Less than 24 hours later, we find that there’s more to the new-release movies-on-iTunes story.
Today Apple announced that new movie releases from major film studios are available for purchase on the iTunes Store the same day as their DVD release.
The day before, Jeff Bewkes, the Time Warner chief executive, let slip on a conference call that Warner Brothers studio will now release movies for video-on-demand systems the same day they are released on DVD.
Joining Warner Brothers are 20th Century Fox, The Walt Disney Studios, Paramount Pictures, Universal Studios Home Entertainment, Sony Pictures Entertainment, Lionsgate, Image Entertainment, and First Look Studios.
Movies purchased from iTunes cost $14.99, with most library titles at $9.99. They can be viewed on an iPod with video, iPhone, Mac or PC computers, or a widescreen television with Apple TV. New releases now available include “Juno”, “Cloverfield,” and “There Will Be Blood.”
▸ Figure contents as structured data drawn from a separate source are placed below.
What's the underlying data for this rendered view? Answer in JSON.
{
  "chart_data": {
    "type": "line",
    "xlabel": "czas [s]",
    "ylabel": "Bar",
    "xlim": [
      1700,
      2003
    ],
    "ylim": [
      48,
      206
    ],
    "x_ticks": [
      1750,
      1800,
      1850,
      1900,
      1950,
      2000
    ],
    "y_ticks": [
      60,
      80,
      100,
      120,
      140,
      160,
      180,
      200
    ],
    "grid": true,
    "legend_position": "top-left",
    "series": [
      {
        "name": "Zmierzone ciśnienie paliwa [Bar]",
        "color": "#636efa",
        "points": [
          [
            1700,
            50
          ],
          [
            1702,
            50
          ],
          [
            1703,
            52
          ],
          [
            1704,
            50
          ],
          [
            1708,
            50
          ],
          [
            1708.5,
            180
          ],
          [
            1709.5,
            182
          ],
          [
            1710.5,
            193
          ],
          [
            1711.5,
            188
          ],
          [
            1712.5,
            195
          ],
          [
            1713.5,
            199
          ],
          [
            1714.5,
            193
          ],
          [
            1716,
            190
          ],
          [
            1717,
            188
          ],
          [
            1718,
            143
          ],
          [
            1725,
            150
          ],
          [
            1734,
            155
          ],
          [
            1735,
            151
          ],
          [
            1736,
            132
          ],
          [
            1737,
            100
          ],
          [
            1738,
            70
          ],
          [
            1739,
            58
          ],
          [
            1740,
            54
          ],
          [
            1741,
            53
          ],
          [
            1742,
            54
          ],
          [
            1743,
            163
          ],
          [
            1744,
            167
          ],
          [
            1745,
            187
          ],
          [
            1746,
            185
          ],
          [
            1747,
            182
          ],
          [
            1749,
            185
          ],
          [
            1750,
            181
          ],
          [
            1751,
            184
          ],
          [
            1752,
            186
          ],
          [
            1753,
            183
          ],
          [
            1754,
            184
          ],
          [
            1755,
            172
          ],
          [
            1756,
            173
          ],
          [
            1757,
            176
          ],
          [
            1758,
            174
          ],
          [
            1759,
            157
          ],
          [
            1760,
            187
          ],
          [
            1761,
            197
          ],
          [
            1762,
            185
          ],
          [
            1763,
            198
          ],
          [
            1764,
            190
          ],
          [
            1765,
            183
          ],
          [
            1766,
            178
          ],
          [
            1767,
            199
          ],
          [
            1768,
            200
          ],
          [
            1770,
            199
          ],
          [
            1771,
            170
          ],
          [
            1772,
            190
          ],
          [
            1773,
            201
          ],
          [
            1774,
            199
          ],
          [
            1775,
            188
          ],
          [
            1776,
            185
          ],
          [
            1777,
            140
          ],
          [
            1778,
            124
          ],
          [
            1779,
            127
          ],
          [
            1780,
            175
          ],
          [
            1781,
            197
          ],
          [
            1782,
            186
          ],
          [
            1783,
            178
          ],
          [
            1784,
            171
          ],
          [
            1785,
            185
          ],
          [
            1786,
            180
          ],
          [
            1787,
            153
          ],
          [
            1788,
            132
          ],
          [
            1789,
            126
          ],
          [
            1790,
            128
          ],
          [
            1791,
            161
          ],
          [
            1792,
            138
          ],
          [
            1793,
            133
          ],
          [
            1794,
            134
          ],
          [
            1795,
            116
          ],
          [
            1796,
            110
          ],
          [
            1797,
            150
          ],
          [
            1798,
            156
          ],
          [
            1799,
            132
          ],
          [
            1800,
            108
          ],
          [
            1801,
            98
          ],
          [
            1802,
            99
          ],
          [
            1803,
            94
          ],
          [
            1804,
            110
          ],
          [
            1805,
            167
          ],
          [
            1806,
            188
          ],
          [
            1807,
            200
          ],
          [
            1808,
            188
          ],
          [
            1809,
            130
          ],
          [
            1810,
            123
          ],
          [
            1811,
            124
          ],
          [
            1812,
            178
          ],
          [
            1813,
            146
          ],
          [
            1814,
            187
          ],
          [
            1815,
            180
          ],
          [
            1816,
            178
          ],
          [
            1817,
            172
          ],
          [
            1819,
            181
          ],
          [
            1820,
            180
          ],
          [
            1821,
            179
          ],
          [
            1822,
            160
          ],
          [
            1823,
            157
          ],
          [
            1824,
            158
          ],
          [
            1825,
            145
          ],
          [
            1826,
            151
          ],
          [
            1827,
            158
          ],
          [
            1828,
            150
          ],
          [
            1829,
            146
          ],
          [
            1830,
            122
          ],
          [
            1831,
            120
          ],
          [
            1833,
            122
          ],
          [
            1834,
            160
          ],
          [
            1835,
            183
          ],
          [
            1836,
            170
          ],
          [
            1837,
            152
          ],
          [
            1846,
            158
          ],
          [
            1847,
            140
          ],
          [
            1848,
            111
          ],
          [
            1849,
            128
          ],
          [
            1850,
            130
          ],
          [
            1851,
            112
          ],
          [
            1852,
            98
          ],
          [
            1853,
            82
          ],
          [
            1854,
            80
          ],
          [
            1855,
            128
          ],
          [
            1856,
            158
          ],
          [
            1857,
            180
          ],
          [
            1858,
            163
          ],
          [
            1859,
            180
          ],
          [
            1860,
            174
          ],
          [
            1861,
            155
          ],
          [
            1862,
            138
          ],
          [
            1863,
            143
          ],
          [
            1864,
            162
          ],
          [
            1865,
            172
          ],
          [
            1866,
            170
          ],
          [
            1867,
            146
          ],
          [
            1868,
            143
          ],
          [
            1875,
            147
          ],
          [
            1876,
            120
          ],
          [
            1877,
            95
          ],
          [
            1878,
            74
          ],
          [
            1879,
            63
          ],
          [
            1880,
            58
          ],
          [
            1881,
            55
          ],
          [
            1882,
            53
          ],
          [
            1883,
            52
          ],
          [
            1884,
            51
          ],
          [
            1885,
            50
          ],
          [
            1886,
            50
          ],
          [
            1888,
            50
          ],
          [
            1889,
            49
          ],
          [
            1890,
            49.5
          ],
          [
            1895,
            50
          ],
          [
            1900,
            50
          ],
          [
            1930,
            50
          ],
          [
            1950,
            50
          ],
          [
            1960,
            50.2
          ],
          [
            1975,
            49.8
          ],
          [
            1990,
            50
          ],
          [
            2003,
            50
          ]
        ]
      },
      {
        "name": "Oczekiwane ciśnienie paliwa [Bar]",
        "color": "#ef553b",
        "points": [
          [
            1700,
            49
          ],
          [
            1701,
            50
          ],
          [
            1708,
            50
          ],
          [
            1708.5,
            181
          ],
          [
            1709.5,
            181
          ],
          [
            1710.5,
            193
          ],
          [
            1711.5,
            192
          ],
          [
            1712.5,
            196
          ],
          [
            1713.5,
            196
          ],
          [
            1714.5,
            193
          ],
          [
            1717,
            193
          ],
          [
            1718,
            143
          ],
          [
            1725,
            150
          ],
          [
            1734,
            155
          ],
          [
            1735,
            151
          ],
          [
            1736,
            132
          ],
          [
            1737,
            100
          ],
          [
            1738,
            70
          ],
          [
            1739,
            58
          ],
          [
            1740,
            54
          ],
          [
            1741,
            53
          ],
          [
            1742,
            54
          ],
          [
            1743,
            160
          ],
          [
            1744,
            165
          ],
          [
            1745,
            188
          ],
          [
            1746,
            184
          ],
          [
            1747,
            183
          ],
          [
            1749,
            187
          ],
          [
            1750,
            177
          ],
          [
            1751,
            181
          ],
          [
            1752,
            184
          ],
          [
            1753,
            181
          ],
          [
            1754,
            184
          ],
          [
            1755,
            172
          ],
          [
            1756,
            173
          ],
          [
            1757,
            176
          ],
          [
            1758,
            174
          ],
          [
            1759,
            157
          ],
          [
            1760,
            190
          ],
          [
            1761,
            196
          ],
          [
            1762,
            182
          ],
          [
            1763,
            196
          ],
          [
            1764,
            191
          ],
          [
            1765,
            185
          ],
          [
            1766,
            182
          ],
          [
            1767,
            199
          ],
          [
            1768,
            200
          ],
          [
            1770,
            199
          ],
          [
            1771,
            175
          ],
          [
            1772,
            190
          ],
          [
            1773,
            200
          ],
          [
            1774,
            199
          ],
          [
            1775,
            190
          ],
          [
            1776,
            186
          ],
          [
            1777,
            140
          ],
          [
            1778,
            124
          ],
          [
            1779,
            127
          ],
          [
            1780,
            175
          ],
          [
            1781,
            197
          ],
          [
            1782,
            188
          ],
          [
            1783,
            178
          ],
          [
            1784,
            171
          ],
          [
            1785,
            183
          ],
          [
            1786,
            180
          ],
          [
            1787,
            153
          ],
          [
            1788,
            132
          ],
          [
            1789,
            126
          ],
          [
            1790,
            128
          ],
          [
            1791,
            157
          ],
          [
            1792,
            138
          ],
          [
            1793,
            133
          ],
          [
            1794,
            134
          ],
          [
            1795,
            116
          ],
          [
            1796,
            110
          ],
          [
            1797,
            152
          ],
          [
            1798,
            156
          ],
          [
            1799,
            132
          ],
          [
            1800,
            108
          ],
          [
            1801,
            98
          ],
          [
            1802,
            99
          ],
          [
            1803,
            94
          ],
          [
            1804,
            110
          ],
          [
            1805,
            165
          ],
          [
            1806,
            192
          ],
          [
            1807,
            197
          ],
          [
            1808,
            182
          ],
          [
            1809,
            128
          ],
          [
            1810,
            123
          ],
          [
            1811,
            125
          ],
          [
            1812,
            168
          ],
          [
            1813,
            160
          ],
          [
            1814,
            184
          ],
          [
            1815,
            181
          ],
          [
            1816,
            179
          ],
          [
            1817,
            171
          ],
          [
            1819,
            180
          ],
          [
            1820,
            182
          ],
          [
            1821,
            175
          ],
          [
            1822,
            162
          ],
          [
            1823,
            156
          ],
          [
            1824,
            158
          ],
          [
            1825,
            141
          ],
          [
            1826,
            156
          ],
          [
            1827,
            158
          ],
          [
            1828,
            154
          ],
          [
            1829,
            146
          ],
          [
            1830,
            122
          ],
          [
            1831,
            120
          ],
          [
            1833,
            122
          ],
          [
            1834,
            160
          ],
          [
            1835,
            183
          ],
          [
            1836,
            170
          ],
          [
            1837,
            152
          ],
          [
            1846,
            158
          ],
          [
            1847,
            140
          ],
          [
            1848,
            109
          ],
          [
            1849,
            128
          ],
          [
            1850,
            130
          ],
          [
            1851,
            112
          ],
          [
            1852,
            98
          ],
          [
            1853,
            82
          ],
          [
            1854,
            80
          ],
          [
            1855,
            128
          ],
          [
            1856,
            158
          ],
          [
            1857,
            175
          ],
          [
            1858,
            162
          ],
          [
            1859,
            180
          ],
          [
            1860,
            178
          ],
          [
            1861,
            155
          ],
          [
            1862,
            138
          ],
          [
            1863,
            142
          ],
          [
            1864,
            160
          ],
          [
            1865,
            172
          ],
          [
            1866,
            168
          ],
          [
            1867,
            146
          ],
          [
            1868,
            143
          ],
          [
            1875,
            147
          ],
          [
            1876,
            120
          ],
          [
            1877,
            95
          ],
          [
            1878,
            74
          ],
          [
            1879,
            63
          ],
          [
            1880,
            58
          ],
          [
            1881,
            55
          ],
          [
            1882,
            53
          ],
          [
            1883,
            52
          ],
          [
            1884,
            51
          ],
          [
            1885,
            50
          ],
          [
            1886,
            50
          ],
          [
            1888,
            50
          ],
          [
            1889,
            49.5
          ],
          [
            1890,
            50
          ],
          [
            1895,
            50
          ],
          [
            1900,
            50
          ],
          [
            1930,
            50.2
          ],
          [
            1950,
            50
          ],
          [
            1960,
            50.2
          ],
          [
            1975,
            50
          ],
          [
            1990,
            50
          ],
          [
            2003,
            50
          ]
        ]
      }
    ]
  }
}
Privately-held CinemaNow and Blockbuster’s Movielink already offer similar services, but new-release movies on iTunes are expected to expand the digital download market.
“Apple will increase awareness of digital downloads and it’s clearly a good thing for the studios who want to offer viable digital alternatives,” Craig Kornblau, president of Universal Studios Home Entertainment, told Reuters. “This is a game changer.”
Of course the Web is now abuzz about what this means. “The obvious loser here is the DVD format,” wrote Wired in a post headlined, “Apple Loves Digital Distribution; Blockbuster, Neflix Aren’t So Sure.” On its Apple 2.0 blog, Fortune wonders if Apple’s Hollywood deal is the “Death of the DVD?”
Not yet. Movies purchased via the Internet represent only 1.2 percent of the $36 billion movie industry market, but that’s expected to grow to 4.2 percent of a projected $40 billion market by the end of 2009, according to industry estimates (via Reuters).
What will push digital downloads is the availability to rent movies via the Web the same day they are available for purchase and rental as physical DVDs. That day isn’t here yet, but it’s coming.
“This is actually a big deal because when they [Apple] were able to get parity [with the music industry on CD release dates] on the music side, they were able to drive music sales,” analyst Shannon Cross of Cross Research told Reuters.